SMARTCyp

CATEGORY

Molecular Properties

SOURCE

Academic Open Source

DESCRIPTION

SMARTCyp metabolic site prediction

INPUTS

A dataset of molecules

OUTPUTS

A dataset of molecules

OPTIONS

Calculate GeneralPerform the general P450 calculation
Calculate 2D6Perform the Cyp 2D6 specific calculation
Calculate 2C9Perform the Cyp 2C9 specific calculation
Max rankMax rank to report (ties possible). Default 3.
Score thresholdMax score to report. Default 100.
Empirical N-Oxidation correctionsApply empirical Nitrogen Oxidation corrections. Default true.

ADDITIONAL INFO

SMARTCyp is a tool from the University of Copenhagen (described in papers that can be found here) that predicts the atoms that are metabolised by Cytochrome P450 enzymes. It can be used to give a guide to whether your molecules might be rapidly metabolised. The methodology is described here and here.

The SMARTCyp calculation is slower than many other molecular predictions, and most suited to small numbers (10’s or 100’s) of molecules.

Squonk’s implementation of SMARTCyp

Our implementation is based on the Java source code provided by the University of Copenhagen. We have adapted it slightly to function as a Squonk service, but there are no material changes to the algorithm and the results should be identical to those generated by the SMARTCyp web site or download versions.

One enhancement we do make is related to structures with multiple fragments. The University of Copenhagen implementation breaks the structure into fragments and keeps the largest fragment and outputs results for just that largest fragment. The Squonk implementation also calculates scores only for the largest fragment, but maps those scores back to the original structure, thus not changing the original structure in any way.

SMARTCyp uses an old version of CDK (version 1.4.8) in its implementation. Squonk’s SMARTCyp implementation also uses this version to ensure reproducibility of results. How this means that there is a small possibility that molecules handled by other CDK based processes (using a newer version of CDK) may not be handled correctly by the SMARTCyp cell (e.g. if there are bugs or changes in how molecules are represented between the CDK versions).

How to use the SMARTCyp cell

The options have 3 types:

  1. Which Cyp calculations to perform. There is a general calculation and more specific ones for Cyps 2D6 and 2C9. Choose which ones you want.
  2. Options controlling the output.
    • You can specify the score threshold (atoms with lower scores are predicted to be more rapidly metabolised). The default is 100 which is fairly promiscuous, and you might want a more specific threshold to reduce the output.
    • You can specify a maximum rank to report. The most strongly metabolised atom(s) are rank 1, the next most metabolised rank 2 etc. There can be ties, which are almost always due to equivalence of atoms due to symmetry.
  3. Options controlling the calculation
    • Apply the N-oxidation correction (see here)

How to view the results

Results (and metadata) are added as normal fields to the dataset, one field for each of the three Cyp calculations.
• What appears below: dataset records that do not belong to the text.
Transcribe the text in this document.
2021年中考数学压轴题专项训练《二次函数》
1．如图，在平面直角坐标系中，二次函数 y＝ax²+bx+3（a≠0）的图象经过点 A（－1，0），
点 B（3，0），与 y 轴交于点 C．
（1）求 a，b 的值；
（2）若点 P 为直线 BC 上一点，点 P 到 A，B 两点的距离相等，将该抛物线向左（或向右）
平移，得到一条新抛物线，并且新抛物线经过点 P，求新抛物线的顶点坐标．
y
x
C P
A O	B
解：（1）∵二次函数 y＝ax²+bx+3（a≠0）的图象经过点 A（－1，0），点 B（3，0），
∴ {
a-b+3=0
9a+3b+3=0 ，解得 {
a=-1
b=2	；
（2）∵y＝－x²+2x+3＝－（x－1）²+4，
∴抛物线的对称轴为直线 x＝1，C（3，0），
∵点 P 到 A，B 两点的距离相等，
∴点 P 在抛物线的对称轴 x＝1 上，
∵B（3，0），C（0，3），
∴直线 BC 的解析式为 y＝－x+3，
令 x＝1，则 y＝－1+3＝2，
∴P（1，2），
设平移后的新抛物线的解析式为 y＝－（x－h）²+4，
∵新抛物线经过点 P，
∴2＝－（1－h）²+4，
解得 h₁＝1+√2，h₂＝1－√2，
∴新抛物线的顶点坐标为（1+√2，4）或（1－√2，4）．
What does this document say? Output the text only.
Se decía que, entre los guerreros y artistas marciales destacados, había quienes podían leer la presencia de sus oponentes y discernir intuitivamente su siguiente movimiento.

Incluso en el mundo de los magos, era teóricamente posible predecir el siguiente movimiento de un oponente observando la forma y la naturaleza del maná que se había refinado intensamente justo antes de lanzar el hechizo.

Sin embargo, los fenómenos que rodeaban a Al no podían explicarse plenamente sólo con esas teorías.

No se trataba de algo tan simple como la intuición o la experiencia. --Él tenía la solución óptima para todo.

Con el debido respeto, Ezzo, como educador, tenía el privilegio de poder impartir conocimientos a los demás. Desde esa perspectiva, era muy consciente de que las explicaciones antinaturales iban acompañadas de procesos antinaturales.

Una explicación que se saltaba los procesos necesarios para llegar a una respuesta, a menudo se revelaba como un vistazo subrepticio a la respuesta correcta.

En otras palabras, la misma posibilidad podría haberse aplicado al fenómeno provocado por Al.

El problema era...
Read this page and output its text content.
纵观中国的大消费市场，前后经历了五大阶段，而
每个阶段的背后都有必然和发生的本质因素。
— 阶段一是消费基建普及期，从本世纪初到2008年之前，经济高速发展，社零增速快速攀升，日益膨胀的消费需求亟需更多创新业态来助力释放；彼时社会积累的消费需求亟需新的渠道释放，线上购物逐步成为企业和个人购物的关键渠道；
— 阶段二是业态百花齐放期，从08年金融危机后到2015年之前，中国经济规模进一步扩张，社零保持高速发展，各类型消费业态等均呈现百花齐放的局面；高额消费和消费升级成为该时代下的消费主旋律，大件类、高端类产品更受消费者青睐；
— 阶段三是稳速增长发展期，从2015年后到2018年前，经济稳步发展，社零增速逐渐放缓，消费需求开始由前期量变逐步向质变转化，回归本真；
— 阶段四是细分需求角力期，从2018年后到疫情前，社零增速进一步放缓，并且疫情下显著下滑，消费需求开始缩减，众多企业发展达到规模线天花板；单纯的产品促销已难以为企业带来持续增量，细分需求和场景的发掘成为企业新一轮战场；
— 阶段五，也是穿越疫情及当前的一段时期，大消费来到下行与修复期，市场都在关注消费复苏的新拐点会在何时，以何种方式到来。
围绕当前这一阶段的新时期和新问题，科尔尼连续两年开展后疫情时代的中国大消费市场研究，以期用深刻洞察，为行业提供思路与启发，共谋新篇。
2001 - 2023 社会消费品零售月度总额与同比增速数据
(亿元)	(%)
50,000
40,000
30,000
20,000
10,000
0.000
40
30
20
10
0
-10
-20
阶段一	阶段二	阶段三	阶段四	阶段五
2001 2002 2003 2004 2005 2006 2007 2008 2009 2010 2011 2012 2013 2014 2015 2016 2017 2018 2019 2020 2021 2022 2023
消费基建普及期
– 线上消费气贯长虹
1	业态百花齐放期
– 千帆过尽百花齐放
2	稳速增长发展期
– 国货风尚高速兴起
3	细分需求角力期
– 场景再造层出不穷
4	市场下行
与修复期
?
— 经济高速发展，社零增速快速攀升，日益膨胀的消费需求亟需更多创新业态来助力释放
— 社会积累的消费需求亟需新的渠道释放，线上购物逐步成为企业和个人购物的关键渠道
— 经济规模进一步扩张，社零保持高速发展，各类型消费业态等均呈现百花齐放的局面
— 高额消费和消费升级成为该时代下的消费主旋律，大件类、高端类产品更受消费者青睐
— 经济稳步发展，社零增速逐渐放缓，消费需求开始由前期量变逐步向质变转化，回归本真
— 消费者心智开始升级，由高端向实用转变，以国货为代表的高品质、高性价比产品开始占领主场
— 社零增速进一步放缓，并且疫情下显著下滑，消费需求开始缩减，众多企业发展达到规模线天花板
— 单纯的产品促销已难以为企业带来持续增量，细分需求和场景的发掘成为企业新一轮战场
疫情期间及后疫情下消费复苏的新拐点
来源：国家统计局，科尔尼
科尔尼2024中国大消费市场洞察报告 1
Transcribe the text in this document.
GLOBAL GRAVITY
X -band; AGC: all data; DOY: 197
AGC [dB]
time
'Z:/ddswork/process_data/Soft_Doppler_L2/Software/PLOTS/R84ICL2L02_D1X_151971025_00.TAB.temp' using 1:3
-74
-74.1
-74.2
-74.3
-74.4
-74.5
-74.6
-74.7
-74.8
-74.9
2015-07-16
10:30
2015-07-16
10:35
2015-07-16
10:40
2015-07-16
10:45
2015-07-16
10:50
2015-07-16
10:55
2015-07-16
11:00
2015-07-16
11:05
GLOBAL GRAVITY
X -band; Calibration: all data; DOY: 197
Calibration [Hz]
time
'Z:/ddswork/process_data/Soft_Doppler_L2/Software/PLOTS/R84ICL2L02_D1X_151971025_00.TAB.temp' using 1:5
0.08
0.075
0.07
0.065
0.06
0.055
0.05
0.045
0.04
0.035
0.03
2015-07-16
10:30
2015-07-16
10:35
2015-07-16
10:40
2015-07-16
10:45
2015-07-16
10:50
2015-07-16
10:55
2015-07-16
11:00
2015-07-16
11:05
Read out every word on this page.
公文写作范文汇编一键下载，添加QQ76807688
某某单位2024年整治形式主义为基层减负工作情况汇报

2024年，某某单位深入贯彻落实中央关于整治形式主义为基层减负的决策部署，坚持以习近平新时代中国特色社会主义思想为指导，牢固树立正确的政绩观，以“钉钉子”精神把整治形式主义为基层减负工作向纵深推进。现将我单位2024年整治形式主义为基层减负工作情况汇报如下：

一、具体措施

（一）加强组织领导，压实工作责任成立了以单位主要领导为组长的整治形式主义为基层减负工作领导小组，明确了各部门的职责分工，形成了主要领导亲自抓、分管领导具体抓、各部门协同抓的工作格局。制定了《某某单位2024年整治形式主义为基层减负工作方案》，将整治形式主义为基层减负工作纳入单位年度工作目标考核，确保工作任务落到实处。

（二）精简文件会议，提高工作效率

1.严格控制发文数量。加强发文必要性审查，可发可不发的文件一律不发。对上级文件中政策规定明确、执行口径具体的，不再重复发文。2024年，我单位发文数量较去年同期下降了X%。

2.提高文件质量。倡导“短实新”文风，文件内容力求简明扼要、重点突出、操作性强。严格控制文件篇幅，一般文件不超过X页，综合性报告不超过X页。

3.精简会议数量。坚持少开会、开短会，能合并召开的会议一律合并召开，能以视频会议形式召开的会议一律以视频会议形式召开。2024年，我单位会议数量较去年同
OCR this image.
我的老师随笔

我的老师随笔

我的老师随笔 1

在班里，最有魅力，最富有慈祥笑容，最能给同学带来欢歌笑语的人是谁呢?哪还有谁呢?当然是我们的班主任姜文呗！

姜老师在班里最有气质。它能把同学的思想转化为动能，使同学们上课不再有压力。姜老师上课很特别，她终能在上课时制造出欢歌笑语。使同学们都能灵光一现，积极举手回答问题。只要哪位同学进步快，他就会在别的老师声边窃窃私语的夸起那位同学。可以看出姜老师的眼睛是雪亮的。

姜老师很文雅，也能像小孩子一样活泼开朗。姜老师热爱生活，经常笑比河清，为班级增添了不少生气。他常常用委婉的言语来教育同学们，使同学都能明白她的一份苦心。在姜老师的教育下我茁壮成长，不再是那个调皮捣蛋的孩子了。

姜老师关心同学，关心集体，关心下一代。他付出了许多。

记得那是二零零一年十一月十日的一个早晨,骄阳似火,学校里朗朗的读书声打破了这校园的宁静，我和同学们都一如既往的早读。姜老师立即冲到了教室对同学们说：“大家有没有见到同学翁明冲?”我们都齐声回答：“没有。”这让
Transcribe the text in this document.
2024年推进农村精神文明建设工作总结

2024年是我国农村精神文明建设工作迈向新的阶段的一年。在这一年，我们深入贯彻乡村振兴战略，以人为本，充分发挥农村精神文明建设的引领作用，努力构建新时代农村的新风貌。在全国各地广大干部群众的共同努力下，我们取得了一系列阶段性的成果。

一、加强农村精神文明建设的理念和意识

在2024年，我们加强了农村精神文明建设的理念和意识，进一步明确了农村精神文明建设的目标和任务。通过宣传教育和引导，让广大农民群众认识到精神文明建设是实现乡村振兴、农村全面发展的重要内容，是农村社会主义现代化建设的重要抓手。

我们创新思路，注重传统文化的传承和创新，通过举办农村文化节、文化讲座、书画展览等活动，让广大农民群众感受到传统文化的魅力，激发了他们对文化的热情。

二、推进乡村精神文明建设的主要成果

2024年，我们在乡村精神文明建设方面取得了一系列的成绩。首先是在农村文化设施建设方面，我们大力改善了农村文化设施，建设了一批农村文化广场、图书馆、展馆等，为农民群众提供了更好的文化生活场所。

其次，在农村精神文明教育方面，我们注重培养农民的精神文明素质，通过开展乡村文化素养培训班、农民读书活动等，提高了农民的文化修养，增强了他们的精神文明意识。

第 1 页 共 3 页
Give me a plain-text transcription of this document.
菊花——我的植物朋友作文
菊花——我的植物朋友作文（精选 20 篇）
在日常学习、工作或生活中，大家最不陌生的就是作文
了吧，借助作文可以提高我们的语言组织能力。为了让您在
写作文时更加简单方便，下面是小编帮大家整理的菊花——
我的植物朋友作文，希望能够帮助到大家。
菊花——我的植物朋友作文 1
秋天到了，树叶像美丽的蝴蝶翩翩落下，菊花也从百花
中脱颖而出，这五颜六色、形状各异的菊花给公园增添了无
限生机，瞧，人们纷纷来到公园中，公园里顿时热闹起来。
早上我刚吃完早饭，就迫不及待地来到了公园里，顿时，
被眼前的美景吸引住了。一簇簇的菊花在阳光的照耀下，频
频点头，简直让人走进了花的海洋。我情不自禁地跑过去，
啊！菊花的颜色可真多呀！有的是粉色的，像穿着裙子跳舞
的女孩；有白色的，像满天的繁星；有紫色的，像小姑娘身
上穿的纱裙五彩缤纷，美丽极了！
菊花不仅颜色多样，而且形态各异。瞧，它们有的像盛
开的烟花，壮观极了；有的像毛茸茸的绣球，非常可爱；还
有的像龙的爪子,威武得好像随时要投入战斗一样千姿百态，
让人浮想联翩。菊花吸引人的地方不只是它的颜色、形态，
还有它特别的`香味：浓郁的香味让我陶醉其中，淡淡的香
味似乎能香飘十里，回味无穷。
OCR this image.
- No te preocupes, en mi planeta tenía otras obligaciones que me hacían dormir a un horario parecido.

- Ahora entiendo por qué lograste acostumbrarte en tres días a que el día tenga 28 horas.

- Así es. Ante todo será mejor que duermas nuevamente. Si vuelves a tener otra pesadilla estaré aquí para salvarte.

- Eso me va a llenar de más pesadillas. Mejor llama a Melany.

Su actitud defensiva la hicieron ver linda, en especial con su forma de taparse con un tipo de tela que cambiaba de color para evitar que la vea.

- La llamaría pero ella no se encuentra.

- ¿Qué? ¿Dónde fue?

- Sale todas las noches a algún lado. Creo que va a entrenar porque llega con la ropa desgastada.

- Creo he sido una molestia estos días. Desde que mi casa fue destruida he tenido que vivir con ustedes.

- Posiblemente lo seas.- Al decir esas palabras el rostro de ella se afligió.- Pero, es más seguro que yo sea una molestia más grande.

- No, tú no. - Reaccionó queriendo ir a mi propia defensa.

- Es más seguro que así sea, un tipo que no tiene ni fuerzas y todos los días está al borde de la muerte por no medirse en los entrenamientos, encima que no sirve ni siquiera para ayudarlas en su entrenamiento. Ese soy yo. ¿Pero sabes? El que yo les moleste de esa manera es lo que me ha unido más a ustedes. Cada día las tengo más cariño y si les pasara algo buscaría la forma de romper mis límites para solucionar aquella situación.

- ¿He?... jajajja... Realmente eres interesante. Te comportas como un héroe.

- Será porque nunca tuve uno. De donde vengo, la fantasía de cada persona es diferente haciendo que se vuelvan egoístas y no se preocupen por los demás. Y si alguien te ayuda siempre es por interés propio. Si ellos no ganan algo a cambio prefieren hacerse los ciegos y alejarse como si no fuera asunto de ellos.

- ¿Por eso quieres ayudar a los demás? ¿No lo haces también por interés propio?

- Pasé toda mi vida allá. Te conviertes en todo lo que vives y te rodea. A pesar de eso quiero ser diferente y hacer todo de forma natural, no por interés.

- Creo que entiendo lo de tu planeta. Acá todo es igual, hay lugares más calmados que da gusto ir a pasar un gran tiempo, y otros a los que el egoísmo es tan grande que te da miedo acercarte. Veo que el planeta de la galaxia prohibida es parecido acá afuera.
The best way to view the results is using the results viewer. Click on the Expand icon in the cell titlebar to open the Results Viewer. You will see the result fields displayed, including the rank, score and atom number.

To get a more visual representation change the highlighter (default is None) to one of the SMARTCyp generated fields. The atoms that are predicted to be metabolised are highlighted using a colour that represent the score. The colour scale used is a fixed scale suitable for SMARTCyp, ranging from 25 (brown colour) to 100 (steel blue colour) so that the redder the highlight the higher the predicted rate of metabolism at that atom.

Atom mapping

The highlighting feature uses atom numbers to map the scores to the structures. This means that if the structures are modified then the mapping may become invalid e.g. if the structures are de-salted or have hydrogens added or removed. Consider carefully the order of cells, and preferably have the SMARTCyp at the end of the process. When using the Results Viewer the output of the SMARTCyp cell will always be correct.